Litvinov leyó el documento con curiosidad. Decía así: «Nicanor Dmitriev padecía una enfermedad que la Medicina no puede curar. Mala gente se la había inoculado subrepticiamente, y Nicanor ha confesado la causa de ello. No había cumplido la promesa que había hecho a una muchacha; ésta rogó a ciertos individuos que le inutilizaran, y si yo no le hubiera auxiliado, hubiera perecido, infaliblemente, como un gusano. Pero, confiando en el poder de Aquel que lo ve todo, he salvado su vida. ¿Cómo se consiguió esto? Es un misterio. Ruego a vuestra nobleza que trate de que tal muchacha no intervenga de nuevo en este asunto.
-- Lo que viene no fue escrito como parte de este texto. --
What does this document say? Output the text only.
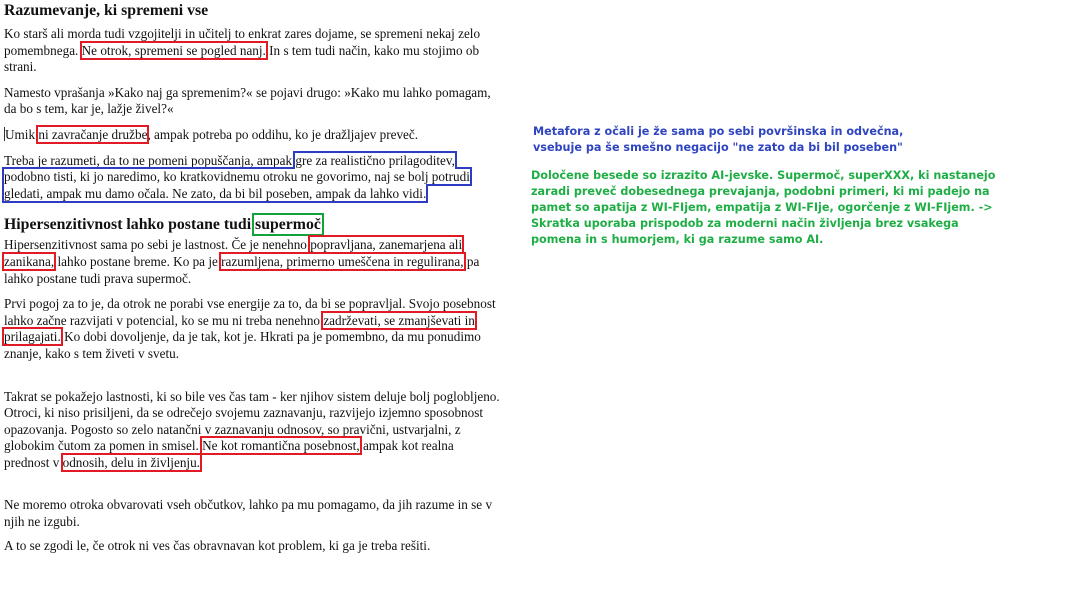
Razumevanje, ki spremeni vse

Ko starš ali morda tudi vzgojitelji in učitelj to enkrat zares dojame, se spremeni nekaj zelo pomembnega. Ne otrok, spremeni se pogled nanj. In s tem tudi način, kako mu stojimo ob strani.

Namesto vprašanja »Kako naj ga spremenim?« se pojavi drugo: »Kako mu lahko pomagam, da bo s tem, kar je, lažje živel?«

Umik ni zavračanje družbe, ampak potreba po oddihu, ko je dražljajev preveč.

Treba je razumeti, da to ne pomeni popuščanja, ampak gre za realistično prilagoditev, podobno tisti, ki jo naredimo, ko kratkovidnemu otroku ne govorimo, naj se bolj potrudi gledati, ampak mu damo očala. Ne zato, da bi bil poseben, ampak da lahko vidi.

Hipersenzitivnost lahko postane tudi supermoč

Hipersenzitivnost sama po sebi je lastnost. Če je nenehno popravljana, zanemarjena ali zanikana, lahko postane breme. Ko pa je razumljena, primerno umeščena in regulirana, pa lahko postane tudi prava supermoč.

Prvi pogoj za to je, da otrok ne porabi vse energije za to, da bi se popravljal. Svojo posebnost lahko začne razvijati v potencial, ko se mu ni treba nenehno zadrževati, se zmanjševati in prilagajati. Ko dobi dovoljenje, da je tak, kot je. Hkrati pa je pomembno, da mu ponudimo znanje, kako s tem živeti v svetu.

Takrat se pokažejo lastnosti, ki so bile ves čas tam - ker njihov sistem deluje bolj poglobljeno. Otroci, ki niso prisiljeni, da se odrečejo svojemu zaznavanju, razvijejo izjemno sposobnost opazovanja. Pogosto so zelo natančni v zaznavanju odnosov, so pravični, ustvarjalni, z globokim čutom za pomen in smisel. Ne kot romantična posebnost, ampak kot realna prednost v odnosih, delu in življenju.

Ne moremo otroka obvarovati vseh občutkov, lahko pa mu pomagamo, da jih razume in se v njih ne izgubi.

A to se zgodi le, če otrok ni ves čas obravnavan kot problem, ki ga je treba rešiti.

Metafora z očali je že sama po sebi površinska in odvečna, vsebuje pa še smešno negacijo "ne zato da bi bil poseben"
Določene besede so izrazito AI-jevske. Supermoč, superXXX, ki nastanejo zaradi preveč dobesednega prevajanja, podobni primeri, ki mi padejo na pamet so apatija z WI-FIjem, empatija z WI-FIje, ogorčenje z WI-FIjem. -> Skratka uporaba prispodob za moderni način življenja brez vsakega pomena in s humorjem, ki ga razume samo AI.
Convendría amenazarla, pues de lo contrario, podría perjudicar de nuevo al referido Nicanor».

Litvinov quedó pensando en todo aquello, que le recordaba la soledad desolada de las estepas y la existencia sorda y triste que allí se soporta; y le pareció admirable leer aquella carta precisamente en Baden. En tanto, hacía tiempo que habían dado las doce de la noche. Litvinov se acostó y apagó la luz, pero no pudo conciliar el sueño. Los rostros que había visto, las discusiones que había oído se agitaban en su cabeza ardiente y alucinada. A veces le parecía escuchar los mugidos de Gubarev, y creía ver sus ojos de toro, con la mirada fija, e hipócrita; de pronto, aquellos mismos ojos se animaban, chisporroteando, y reconocía a la Sujantchikov, percibía su voz cascada, y murmuraba involuntariamente, luego de hacerlo ella: «¡Sí, señores!... ¡Le dio un bofetón!...»

Después era la figura original de Potuguin la que aparecía ante él, y recordaba, por décima o vigésima vez, cada una de sus palabras... Como un muñeco saliendo de una caja de sorpresa, Vorochilov saltaba, súbitamente, con su paletó ceñido como un uniforme. Más allá, Pichtchakin movía gravemente su bienintencionada y bien peinada cabeza. Allá abajo, Bindasov vociferaba y blasfemaba. Aquí Bambaev, fuera de sí, sollozaba... Y por encima de todo aquello, el perfume continuo inevitable, dulce y abrumador de los heliotropos, parecía intensificarse en la oscuridad y, sin permitirle descanso, le recordaba siempre algo que no acertaba a esclarecer.

Litvinov recordó que el aroma de las flores resulta malsano en la habitación donde se duerme. Se levantó, buscó a tientas el ramillete y lo llevó al cuarto vecino, que estaba libre. Pero desde allí también el fatigoso aroma llegaba hasta la almohada de Litvinov, se deslizaba entre las sábanas con que éste se había cubierto la cabeza y le perseguía en las angustiosas vueltas que, buscando vanamente el sueño, daba en la cama.

Comenzaba a sentir fiebre y a sufrir de pesadillas. El sacerdote «conocido por sus remedios contra el mal de ojo» le había aparecido ya bajo la forma de una liebre provista de larga barba y de diminuta cola, y subida en lo alto de un colosal penacho de general, como si fuera un árbol. Y Vorochilov, transformado en ruiseñor, empezaba a cantar..., cuando Litvinov, sentándose de pronto en la cama y dando una palmada, exclamó: «¿Será acaso ella? ¡No es posible!»

Mas para explicar esta exclamación de Litvinov, hemos de rogar al lector que retroceda con nosotros a algunos años atrás.